J’aurois bien voulu faire quelque chose qui vous fust agreable en la • personne que vous m’avés fait la grace de me recommander [3], mais les ordres sont si precis pour l’empescher de voir le monde, que je n’ay pû luy parler, je puis seulement vous assurer que les medecins, et ce qui est necessaire pour sa subsistance ne luy manque[nt] pas[.] Il a une fievre etique qui demanderoit d’autres remedes que la captivité et la tristesse, j’entre dans la peine que vous cause sa disgrace,

L’esprit de curiosité est si peu repandu icy que ne pouvant rien vous dire po[ur] satisfaire les [ sic] vostre, je me contenteray de vous assurer qu’on ne peut rien ajouster à la passion avec laquelle je suis Monsieur vostre tres humble et/ tres obeissant servite[ur]
Chotard

Je laisse à monsieur l’ ab[b]é Pelletier à vous repondre sur la maniere honneste avec laquelle vous avez receu son Histoire de Chypre [4] et la bonne opinion que vous voulez marquer que vous en avez[.]

Notes :

[1Sur l’abbé Louis-Antoine Le Peletier, auteur de la traduction d’un ouvrage de Gregorio Leti, voir Lettre 461, n.1. La lettre de Bayle à Chotard est perdue.

[2Sur l’Académie royale des belles-lettres d’Angers, fondée le 10 juin 1685, voir Académie d’Angers. Actes du troisième centenaire, 1685-1985 (Angers 1987). Elle devait être supprimée en 1793 et renaître en 1828.

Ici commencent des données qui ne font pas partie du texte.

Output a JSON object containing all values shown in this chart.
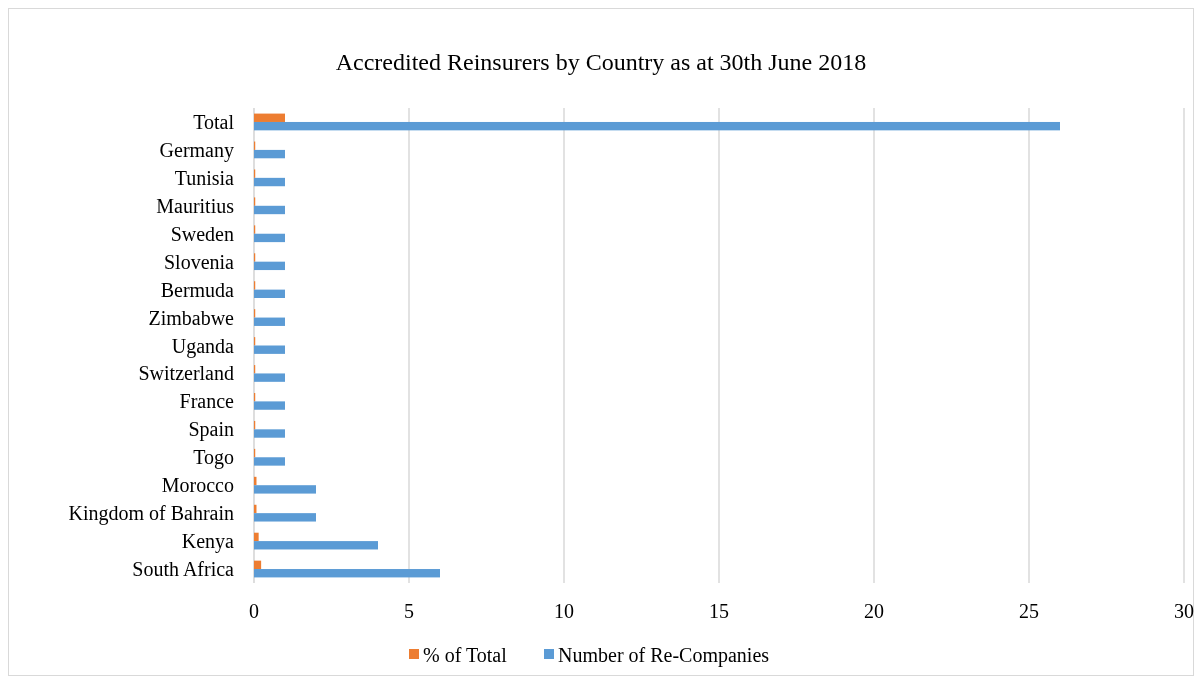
{
  "chart_data": {
    "type": "bar",
    "orientation": "horizontal",
    "title": "Accredited Reinsurers by Country as at 30th June 2018",
    "categories": [
      "Total",
      "Germany",
      "Tunisia",
      "Mauritius",
      "Sweden",
      "Slovenia",
      "Bermuda",
      "Zimbabwe",
      "Uganda",
      "Switzerland",
      "France",
      "Spain",
      "Togo",
      "Morocco",
      "Kingdom of Bahrain",
      "Kenya",
      "South Africa"
    ],
    "series": [
      {
        "name": "% of Total",
        "color": "#ed7d31",
        "values": [
          1,
          0.04,
          0.04,
          0.04,
          0.04,
          0.04,
          0.04,
          0.04,
          0.04,
          0.04,
          0.04,
          0.04,
          0.04,
          0.08,
          0.08,
          0.15,
          0.23
        ]
      },
      {
        "name": "Number of Re-Companies",
        "color": "#5b9bd5",
        "values": [
          26,
          1,
          1,
          1,
          1,
          1,
          1,
          1,
          1,
          1,
          1,
          1,
          1,
          2,
          2,
          4,
          6
        ]
      }
    ],
    "xlim": [
      0,
      30
    ],
    "xticks": [
      0,
      5,
      10,
      15,
      20,
      25,
      30
    ],
    "grid": "x",
    "legend": "bottom"
  }
}
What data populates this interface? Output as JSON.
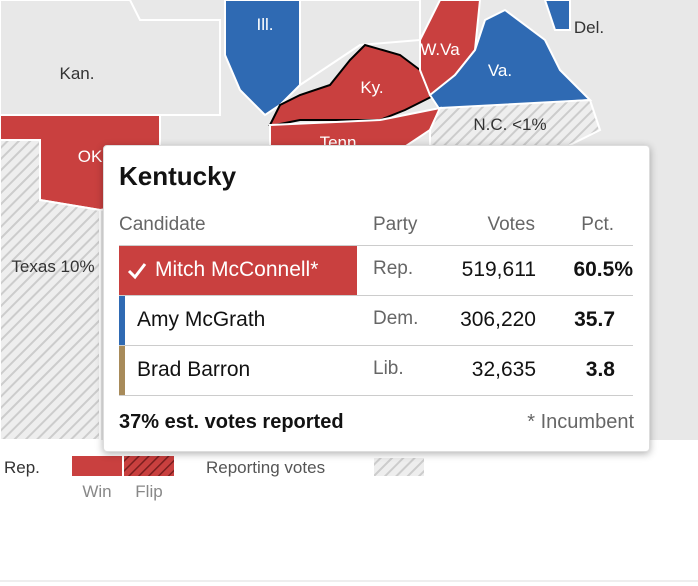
{
  "map": {
    "labels": [
      "Ill.",
      "Del.",
      "W.Va",
      "Va.",
      "Kan.",
      "Ky.",
      "Tenn",
      "N.C. <1%",
      "OK",
      "Texas 10%"
    ]
  },
  "tooltip": {
    "title": "Kentucky",
    "columns": [
      "Candidate",
      "Party",
      "Votes",
      "Pct."
    ],
    "rows": [
      [
        "Mitch McConnell*",
        "Rep.",
        "519,611",
        "60.5%"
      ],
      [
        "Amy McGrath",
        "Dem.",
        "306,220",
        "35.7"
      ],
      [
        "Brad Barron",
        "Lib.",
        "32,635",
        "3.8"
      ]
    ],
    "footer": {
      "reported": "37% est. votes reported",
      "note": "* Incumbent"
    }
  },
  "legend": {
    "party": "Rep.",
    "win": "Win",
    "flip": "Flip",
    "reporting": "Reporting votes"
  }
}
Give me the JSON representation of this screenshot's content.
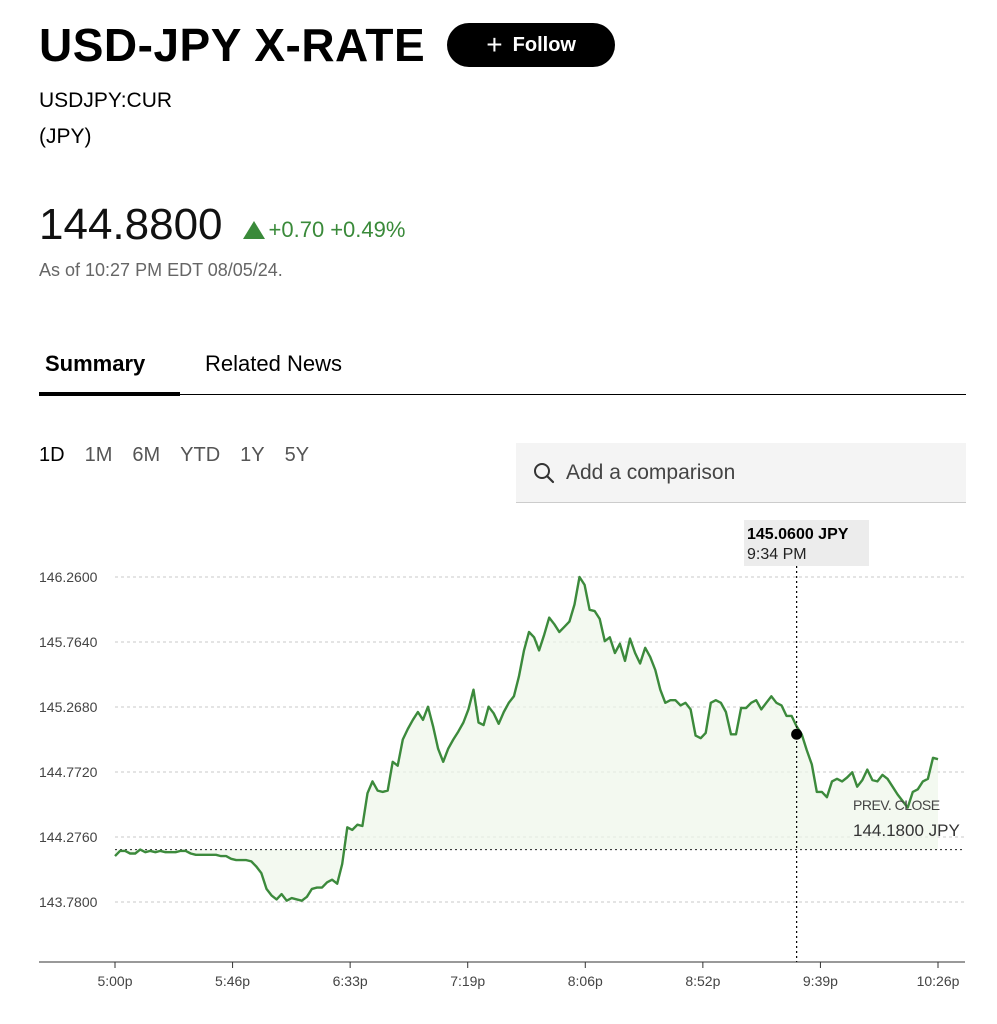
{
  "header": {
    "title": "USD-JPY X-RATE",
    "follow_label": "Follow"
  },
  "ticker": "USDJPY:CUR",
  "currency": "(JPY)",
  "quote": {
    "price": "144.8800",
    "change": "+0.70",
    "change_pct": "+0.49%",
    "as_of": "As of 10:27 PM EDT 08/05/24."
  },
  "tabs": [
    {
      "label": "Summary",
      "active": true
    },
    {
      "label": "Related News",
      "active": false
    }
  ],
  "ranges": [
    {
      "label": "1D",
      "active": true
    },
    {
      "label": "1M"
    },
    {
      "label": "6M"
    },
    {
      "label": "YTD"
    },
    {
      "label": "1Y"
    },
    {
      "label": "5Y"
    }
  ],
  "compare": {
    "placeholder": "Add a comparison"
  },
  "colors": {
    "up": "#3a8a3a",
    "line": "#3c8a3c"
  },
  "chart_data": {
    "type": "line",
    "ylim": [
      143.7,
      146.35
    ],
    "y_ticks": [
      "146.2600",
      "145.7640",
      "145.2680",
      "144.7720",
      "144.2760",
      "143.7800"
    ],
    "y_tick_values": [
      146.26,
      145.764,
      145.268,
      144.772,
      144.276,
      143.78
    ],
    "x_ticks": [
      "5:00p",
      "5:46p",
      "6:33p",
      "7:19p",
      "8:06p",
      "8:52p",
      "9:39p",
      "10:26p"
    ],
    "grid": true,
    "prev_close": {
      "label": "PREV. CLOSE",
      "value": 144.18,
      "text": "144.1800 JPY"
    },
    "tooltip": {
      "value": "145.0600 JPY",
      "time": "9:34 PM",
      "point_value": 145.06
    },
    "series": [
      {
        "values": [
          144.13,
          144.17,
          144.17,
          144.15,
          144.15,
          144.18,
          144.16,
          144.17,
          144.16,
          144.17,
          144.16,
          144.16,
          144.16,
          144.17,
          144.17,
          144.15,
          144.14,
          144.14,
          144.14,
          144.14,
          144.14,
          144.13,
          144.13,
          144.11,
          144.1,
          144.1,
          144.1,
          144.09,
          144.05,
          144.0,
          143.88,
          143.83,
          143.8,
          143.84,
          143.79,
          143.81,
          143.8,
          143.79,
          143.82,
          143.88,
          143.89,
          143.89,
          143.93,
          143.95,
          143.92,
          144.07,
          144.35,
          144.33,
          144.37,
          144.36,
          144.61,
          144.7,
          144.63,
          144.62,
          144.63,
          144.85,
          144.82,
          145.02,
          145.1,
          145.17,
          145.23,
          145.17,
          145.27,
          145.12,
          144.95,
          144.85,
          144.95,
          145.02,
          145.08,
          145.15,
          145.25,
          145.4,
          145.15,
          145.13,
          145.27,
          145.22,
          145.14,
          145.23,
          145.3,
          145.35,
          145.5,
          145.7,
          145.84,
          145.8,
          145.7,
          145.82,
          145.95,
          145.9,
          145.84,
          145.88,
          145.92,
          146.05,
          146.26,
          146.2,
          146.01,
          146.0,
          145.94,
          145.77,
          145.8,
          145.68,
          145.75,
          145.62,
          145.79,
          145.68,
          145.6,
          145.72,
          145.65,
          145.55,
          145.4,
          145.3,
          145.32,
          145.32,
          145.28,
          145.3,
          145.25,
          145.05,
          145.03,
          145.07,
          145.3,
          145.32,
          145.3,
          145.23,
          145.06,
          145.06,
          145.26,
          145.26,
          145.3,
          145.32,
          145.25,
          145.3,
          145.35,
          145.3,
          145.28,
          145.2,
          145.2,
          145.12,
          145.06,
          144.94,
          144.83,
          144.62,
          144.62,
          144.58,
          144.7,
          144.72,
          144.7,
          144.73,
          144.77,
          144.66,
          144.71,
          144.79,
          144.71,
          144.7,
          144.75,
          144.72,
          144.66,
          144.6,
          144.55,
          144.5,
          144.62,
          144.64,
          144.7,
          144.72,
          144.88,
          144.87
        ]
      }
    ]
  }
}
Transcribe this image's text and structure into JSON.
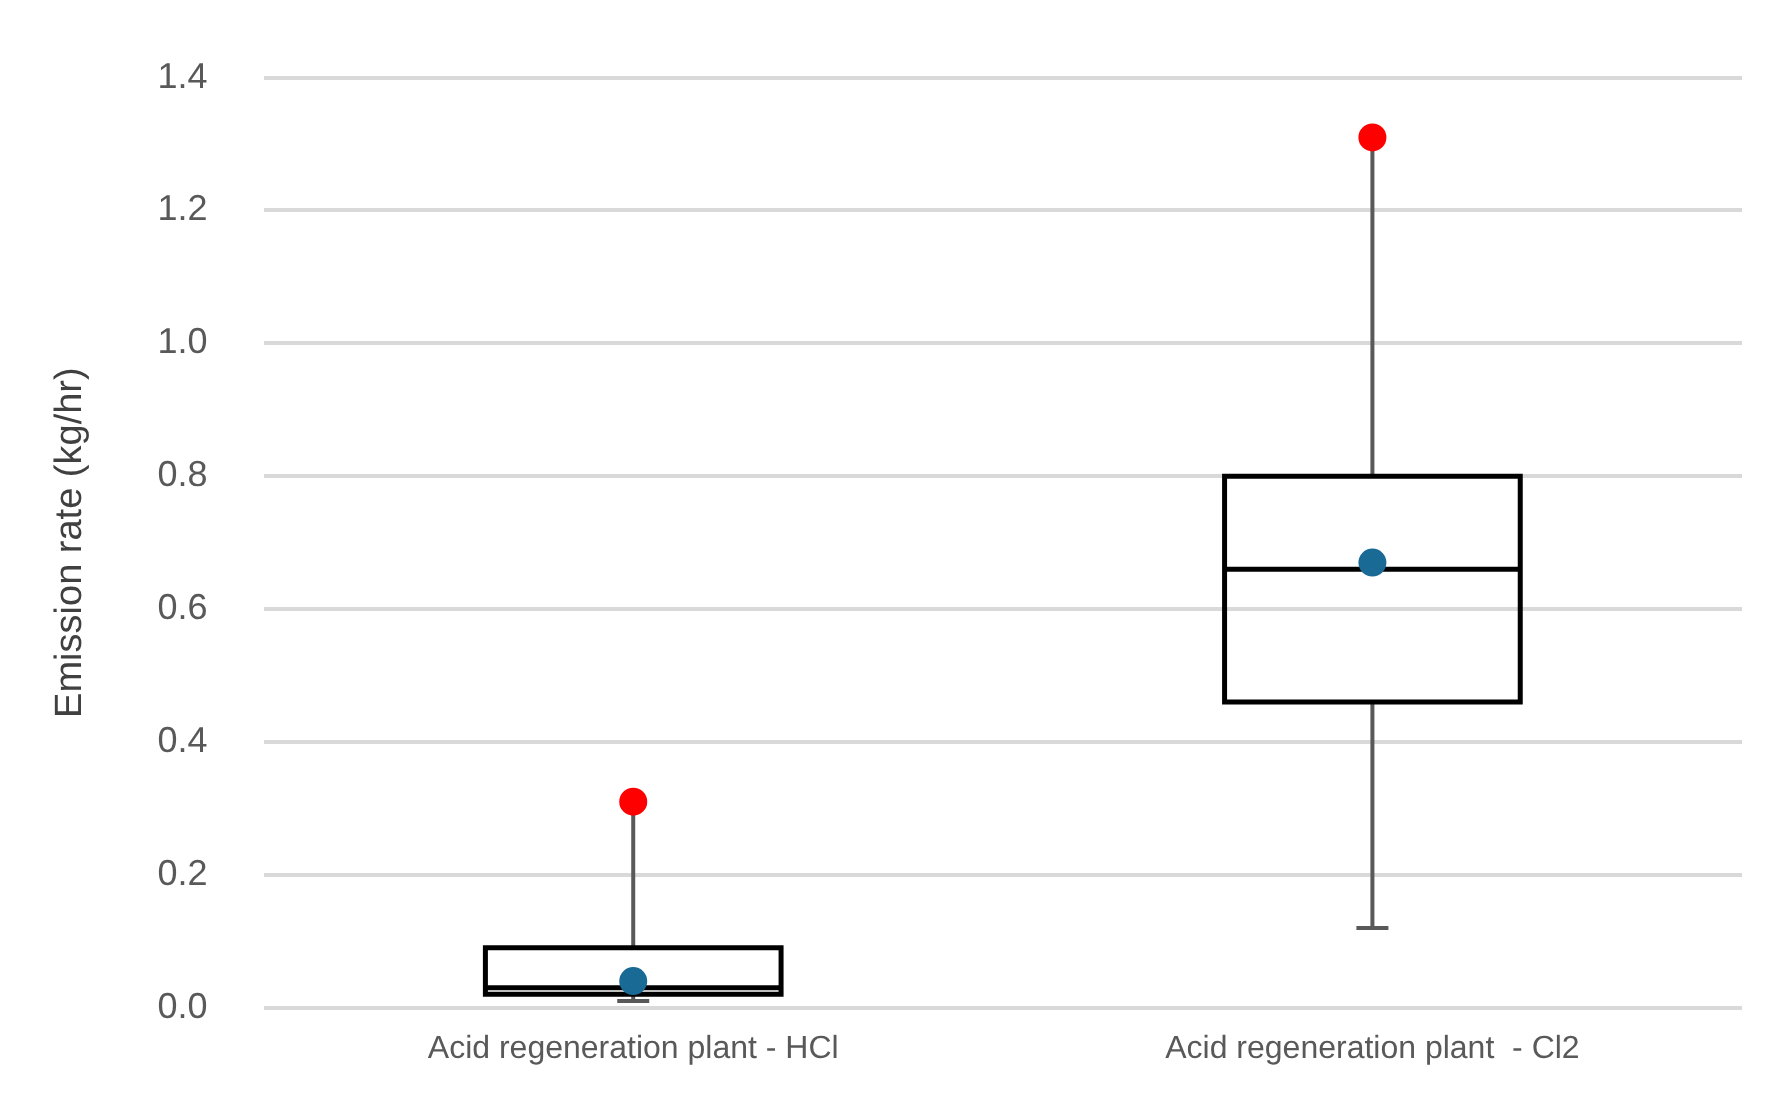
{
  "chart_data": {
    "type": "box",
    "ylabel": "Emission rate (kg/hr)",
    "categories": [
      "Acid regeneration plant - HCl",
      "Acid regeneration plant  - Cl2"
    ],
    "series": [
      {
        "type": "box",
        "color": "#000000",
        "boxes": [
          {
            "low": 0.01,
            "q1": 0.02,
            "median": 0.03,
            "q3": 0.09,
            "high": 0.31,
            "mean": 0.04
          },
          {
            "low": 0.12,
            "q1": 0.46,
            "median": 0.66,
            "q3": 0.8,
            "high": 1.31,
            "mean": 0.67
          }
        ]
      },
      {
        "type": "scatter",
        "color": "#ff0000",
        "x": [
          "Acid regeneration plant - HCl",
          "Acid regeneration plant  - Cl2"
        ],
        "values": [
          0.31,
          1.31
        ]
      }
    ],
    "ylim": [
      0,
      1.4
    ],
    "yticks": [
      {
        "value": 0,
        "label": "0.0"
      },
      0.2,
      0.4,
      0.6,
      0.8,
      {
        "value": 1,
        "label": "1.0"
      },
      1.2,
      1.4
    ],
    "grid": "y",
    "marker": "circle",
    "legend": false
  }
}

[3Bayle est en contact avec Chotard, receveur général du convoi de Bordeaux, depuis le mois d’août de cette même année : voir Lettre 461. Dans la lettre perdue à laquelle Chotard répond ici, Bayle lui demandait évidemment de se rendre utile auprès de Jacob, incarcéré au Château Trompette à Bordeaux depuis le 10 juillet : voir Lettres 438, n.1, et 439, n.1.

[4Bayle avait annoncé l’ Histoire de la guerre de Chypre, écrite en latin par Antoine Maria Gratiani, évêque d’Amelia, et traduite en françois par M. Le Pelletier, prieur de S. Gemme et de Pouencé (Paris 1685, 4°), dans les NRL, septembre 1685, cat. xi, et il revient en termes très élogieux sur cet ouvrage en octobre 1685, art. VII : voir Lettre 461, n.1 et 2.